OLAP workflows

DuckDB exposes analytics-friendly table functions like read_parquet and read_csv_auto. The helpers in duckdb_sqlalchemy.olap make these easy to use with SQLAlchemy.

from sqlalchemy import select
from duckdb_sqlalchemy import read_parquet, read_csv_auto

parquet = read_parquet("data/events.parquet", columns=["event_id", "ts"])
stmt = select(parquet.c.event_id, parquet.c.ts)

csv = read_csv_auto("data/events.csv", columns=["event_id", "ts"])
stmt = select(csv.c.event_id, csv.c.ts)

Explicit CSV settings

Use read_csv when you need to control parsing options:

from duckdb_sqlalchemy import read_csv

csv = read_csv(
    "data/events.csv",
    columns=["event_id", "ts"],
    header=True,
    delim="|",
)
stmt = select(csv.c.event_id, csv.c.ts)

Other table functions

Use table_function for any DuckDB table function that does not have a helper:

from duckdb_sqlalchemy import table_function

parquet = table_function(
    "read_parquet",
    "data/partitioned/events/*.parquet",
    columns=["event_id", "ts"],
    hive_partitioning=True,
)
stmt = select(parquet.c.event_id, parquet.c.ts)

Arrow results

For large reads, you can request Arrow tables directly:

from pyarrow import Table as ArrowTable
from sqlalchemy import select

with engine.connect().execution_options(duckdb_arrow=True) as conn:
    result = conn.execute(select(parquet.c.event_id, parquet.c.ts))
    table = result.arrow  # or result.all()
    assert isinstance(table, ArrowTable)

Notes:

Arrow results consume the cursor; fetch rows or Arrow, not both.
Requires pyarrow in your environment.

Streaming reads

For large result sets, combine stream_results with a larger arraysize:

with engine.connect().execution_options(stream_results=True, duckdb_arraysize=10_000) as conn:
    result = conn.execute(select(parquet.c.event_id, parquet.c.ts))
    for row in result:
        ...

duckdb_arraysize maps to the DBAPI cursor arraysize that fetchmany() uses.

Bulk writes

For large INSERT executemany workloads, the dialect can register a pandas/Arrow object and run INSERT INTO ... SELECT ... internally. Control the threshold with duckdb_copy_threshold:

rows = [{"event_id": 1, "ts": "2024-01-01"}, {"event_id": 2, "ts": "2024-01-02"}]
with engine.connect().execution_options(duckdb_copy_threshold=10000) as conn:
    conn.execute(events.insert(), rows)

If pyarrow/pandas are unavailable, the dialect falls back to regular executemany. The bulk-register path is skipped when RETURNING or ON CONFLICT is in use.

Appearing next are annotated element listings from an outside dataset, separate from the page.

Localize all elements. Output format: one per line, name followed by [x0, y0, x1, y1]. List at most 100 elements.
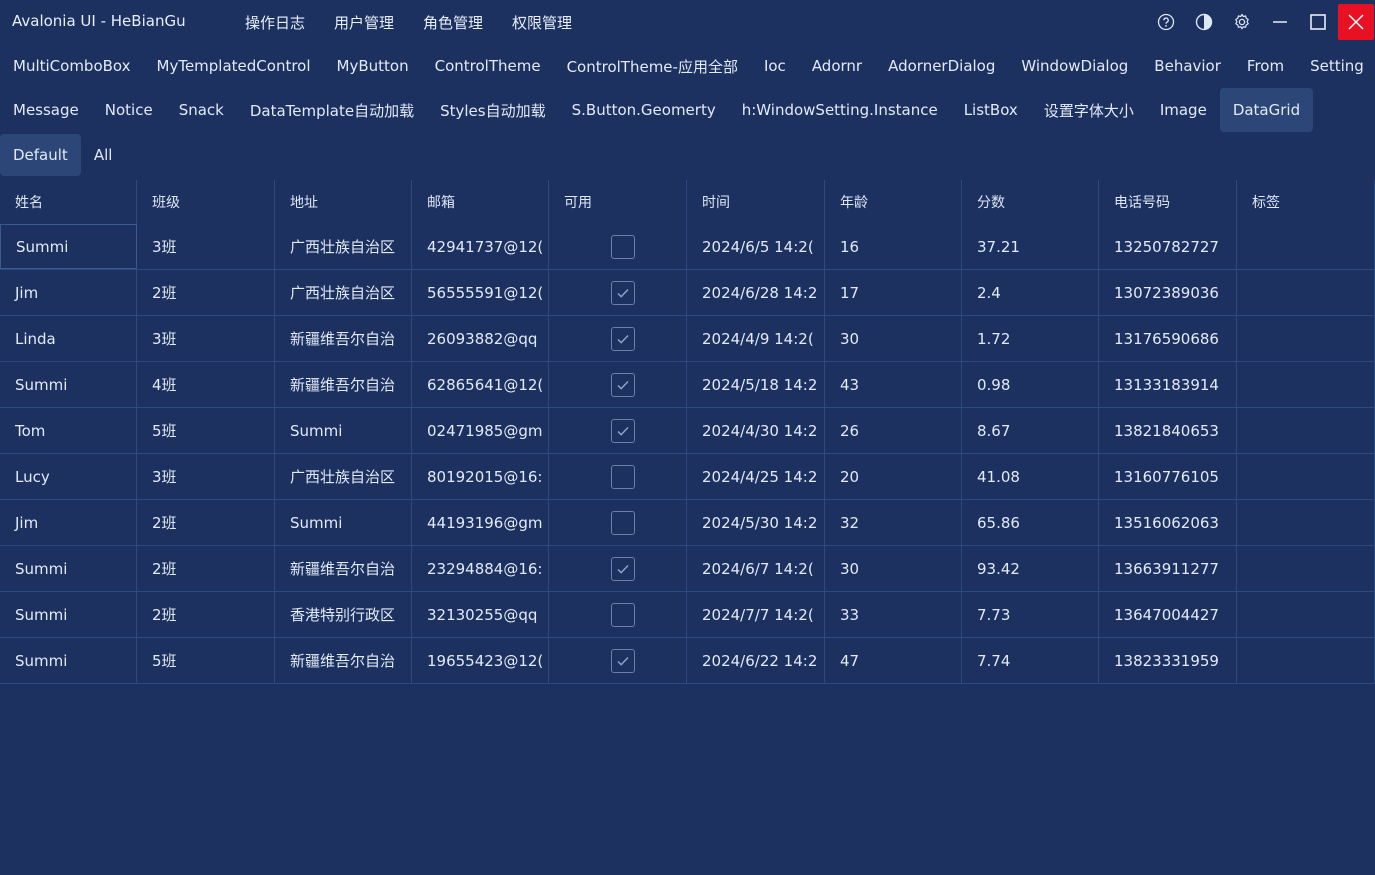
cell-email[interactable]: 62865641@12(	[412, 362, 549, 407]
enabled-checkbox[interactable]	[610, 510, 635, 535]
cell-class[interactable]: 5班	[137, 638, 275, 683]
cell-address[interactable]: 广西壮族自治区	[275, 270, 412, 315]
enabled-checkbox[interactable]	[610, 464, 635, 489]
table-row[interactable]: Summi 4班 新疆维吾尔自治 62865641@12( 2024/5/18 14:2…	[0, 362, 1375, 408]
cell-name[interactable]: Summi	[0, 546, 137, 591]
cell-phone[interactable]: 13821840653	[1099, 408, 1237, 453]
cell-age[interactable]: 30	[825, 546, 962, 591]
cell-name[interactable]: Jim	[0, 270, 137, 315]
cell-email[interactable]: 56555591@12(	[412, 270, 549, 315]
cell-class[interactable]: 4班	[137, 362, 275, 407]
cell-name[interactable]: Jim	[0, 500, 137, 545]
tab-mybutton[interactable]: MyButton	[324, 44, 422, 88]
table-row[interactable]: Linda 3班 新疆维吾尔自治 26093882@qq 2024/4/9 14:2(3…	[0, 316, 1375, 362]
tab-datatemplate-autoload[interactable]: DataTemplate自动加载	[237, 88, 427, 132]
cell-time[interactable]: 2024/4/30 14:2	[687, 408, 825, 453]
cell-age[interactable]: 33	[825, 592, 962, 637]
column-header-age[interactable]: 年龄	[825, 180, 962, 224]
table-row[interactable]: Summi 2班 新疆维吾尔自治 23294884@16: 2024/6/7 14:2(…	[0, 546, 1375, 592]
gear-icon[interactable]	[1223, 0, 1261, 44]
cell-class[interactable]: 2班	[137, 546, 275, 591]
cell-phone[interactable]: 13072389036	[1099, 270, 1237, 315]
help-icon[interactable]	[1147, 0, 1185, 44]
cell-tag[interactable]	[1237, 316, 1375, 361]
cell-phone[interactable]: 13176590686	[1099, 316, 1237, 361]
cell-tag[interactable]	[1237, 454, 1375, 499]
cell-email[interactable]: 32130255@qq	[412, 592, 549, 637]
enabled-checkbox[interactable]	[610, 280, 635, 305]
tab-windowdialog[interactable]: WindowDialog	[1008, 44, 1141, 88]
tab-setting[interactable]: Setting	[1297, 44, 1375, 88]
cell-tag[interactable]	[1237, 638, 1375, 683]
cell-time[interactable]: 2024/5/18 14:2	[687, 362, 825, 407]
tab-datagrid[interactable]: DataGrid	[1219, 88, 1314, 132]
column-header-phone[interactable]: 电话号码	[1099, 180, 1237, 224]
cell-class[interactable]: 2班	[137, 500, 275, 545]
cell-phone[interactable]: 13647004427	[1099, 592, 1237, 637]
tab-mytemplatedcontrol[interactable]: MyTemplatedControl	[144, 44, 324, 88]
cell-time[interactable]: 2024/5/30 14:2	[687, 500, 825, 545]
cell-name[interactable]: Linda	[0, 316, 137, 361]
cell-address[interactable]: 新疆维吾尔自治	[275, 362, 412, 407]
cell-score[interactable]: 93.42	[962, 546, 1099, 591]
cell-email[interactable]: 23294884@16:	[412, 546, 549, 591]
cell-age[interactable]: 32	[825, 500, 962, 545]
menu-operation-log[interactable]: 操作日志	[245, 12, 305, 33]
cell-phone[interactable]: 13133183914	[1099, 362, 1237, 407]
column-header-address[interactable]: 地址	[275, 180, 412, 224]
cell-score[interactable]: 7.73	[962, 592, 1099, 637]
cell-phone[interactable]: 13160776105	[1099, 454, 1237, 499]
tab-snack[interactable]: Snack	[166, 88, 237, 132]
subtab-all[interactable]: All	[81, 134, 126, 176]
cell-score[interactable]: 7.74	[962, 638, 1099, 683]
column-header-time[interactable]: 时间	[687, 180, 825, 224]
tab-windowsetting-instance[interactable]: h:WindowSetting.Instance	[729, 88, 951, 132]
enabled-checkbox[interactable]	[610, 418, 635, 443]
tab-controltheme[interactable]: ControlTheme	[422, 44, 554, 88]
cell-address[interactable]: 广西壮族自治区	[275, 224, 412, 269]
close-button[interactable]	[1338, 4, 1374, 40]
cell-age[interactable]: 17	[825, 270, 962, 315]
tab-button-geometry[interactable]: S.Button.Geomerty	[559, 88, 729, 132]
table-row[interactable]: Summi 3班 广西壮族自治区 42941737@12(2024/6/5 14:2(…	[0, 224, 1375, 270]
cell-phone[interactable]: 13250782727	[1099, 224, 1237, 269]
column-header-name[interactable]: 姓名	[0, 180, 137, 224]
cell-name[interactable]: Summi	[0, 362, 137, 407]
cell-tag[interactable]	[1237, 546, 1375, 591]
cell-email[interactable]: 02471985@gm	[412, 408, 549, 453]
cell-tag[interactable]	[1237, 592, 1375, 637]
cell-age[interactable]: 47	[825, 638, 962, 683]
menu-permission-management[interactable]: 权限管理	[512, 12, 572, 33]
cell-address[interactable]: 新疆维吾尔自治	[275, 316, 412, 361]
cell-tag[interactable]	[1237, 270, 1375, 315]
table-row[interactable]: Lucy 3班 广西壮族自治区 80192015@16: 2024/4/25 14:2 2…	[0, 454, 1375, 500]
cell-class[interactable]: 5班	[137, 408, 275, 453]
cell-score[interactable]: 0.98	[962, 362, 1099, 407]
enabled-checkbox[interactable]	[610, 648, 635, 673]
cell-age[interactable]: 16	[825, 224, 962, 269]
cell-tag[interactable]	[1237, 500, 1375, 545]
cell-email[interactable]: 19655423@12(	[412, 638, 549, 683]
cell-name[interactable]: Lucy	[0, 454, 137, 499]
table-row[interactable]: Summi 5班 新疆维吾尔自治 19655423@12(2024/6/22 14:2…	[0, 638, 1375, 684]
cell-address[interactable]: Summi	[275, 500, 412, 545]
cell-time[interactable]: 2024/4/9 14:2(	[687, 316, 825, 361]
tab-ioc[interactable]: Ioc	[751, 44, 799, 88]
tab-image[interactable]: Image	[1147, 88, 1220, 132]
table-row[interactable]: Tom 5班 Summi 02471985@gm 2024/4/30 14:2 26 8.6…	[0, 408, 1375, 454]
maximize-icon[interactable]	[1299, 0, 1337, 44]
cell-age[interactable]: 26	[825, 408, 962, 453]
tab-behavior[interactable]: Behavior	[1141, 44, 1234, 88]
cell-score[interactable]: 41.08	[962, 454, 1099, 499]
tab-font-size[interactable]: 设置字体大小	[1031, 88, 1147, 132]
cell-name[interactable]: Tom	[0, 408, 137, 453]
tab-styles-autoload[interactable]: Styles自动加载	[427, 88, 559, 132]
menu-user-management[interactable]: 用户管理	[334, 12, 394, 33]
column-header-enabled[interactable]: 可用	[549, 180, 687, 224]
cell-email[interactable]: 80192015@16:	[412, 454, 549, 499]
enabled-checkbox[interactable]	[610, 372, 635, 397]
cell-time[interactable]: 2024/6/22 14:2	[687, 638, 825, 683]
enabled-checkbox[interactable]	[610, 602, 635, 627]
cell-time[interactable]: 2024/6/5 14:2(	[687, 224, 825, 269]
cell-address[interactable]: 广西壮族自治区	[275, 454, 412, 499]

On SQLAlchemy 2.x you can also tune multi-row INSERT batching with duckdb_insertmanyvalues_page_size (defaults to 1000).

COPY helpers

Use COPY to load files directly into DuckDB without row-wise inserts:

from duckdb_sqlalchemy import copy_from_parquet, copy_from_csv

with engine.begin() as conn:
    copy_from_parquet(conn, "events", "data/events.parquet")
    copy_from_csv(conn, "events", "data/events.csv", header=True)

For safety, string table names, column names, and COPY option keys must be identifiers. Dotted paths like schema.events are supported, but SQL fragments are rejected.

If you need quoted or mixed-case identifiers, pass a SQLAlchemy Table object instead of a plain string so SQLAlchemy handles quoting.

For row iterables, you can stream to a temporary CSV in chunks:

from duckdb_sqlalchemy import copy_from_rows

rows = ({"id": i, "name": f"user-{i}"} for i in range(1_000_000))
with engine.begin() as conn:
    copy_from_rows(conn, "users", rows, columns=["id", "name"], chunk_size=100_000)

ATTACH for multi-database analytics

DuckDB can query across multiple databases in a single session:

from sqlalchemy import create_engine, text

conn = create_engine("duckdb:///local.duckdb").connect()
conn.execute(text("ATTACH 'analytics.duckdb' AS analytics"))
rows = conn.execute(text("SELECT * FROM analytics.events LIMIT 10")).fetchall()

Notes

Column naming for table functions requires SQLAlchemy >= 1.4 (uses table_valued).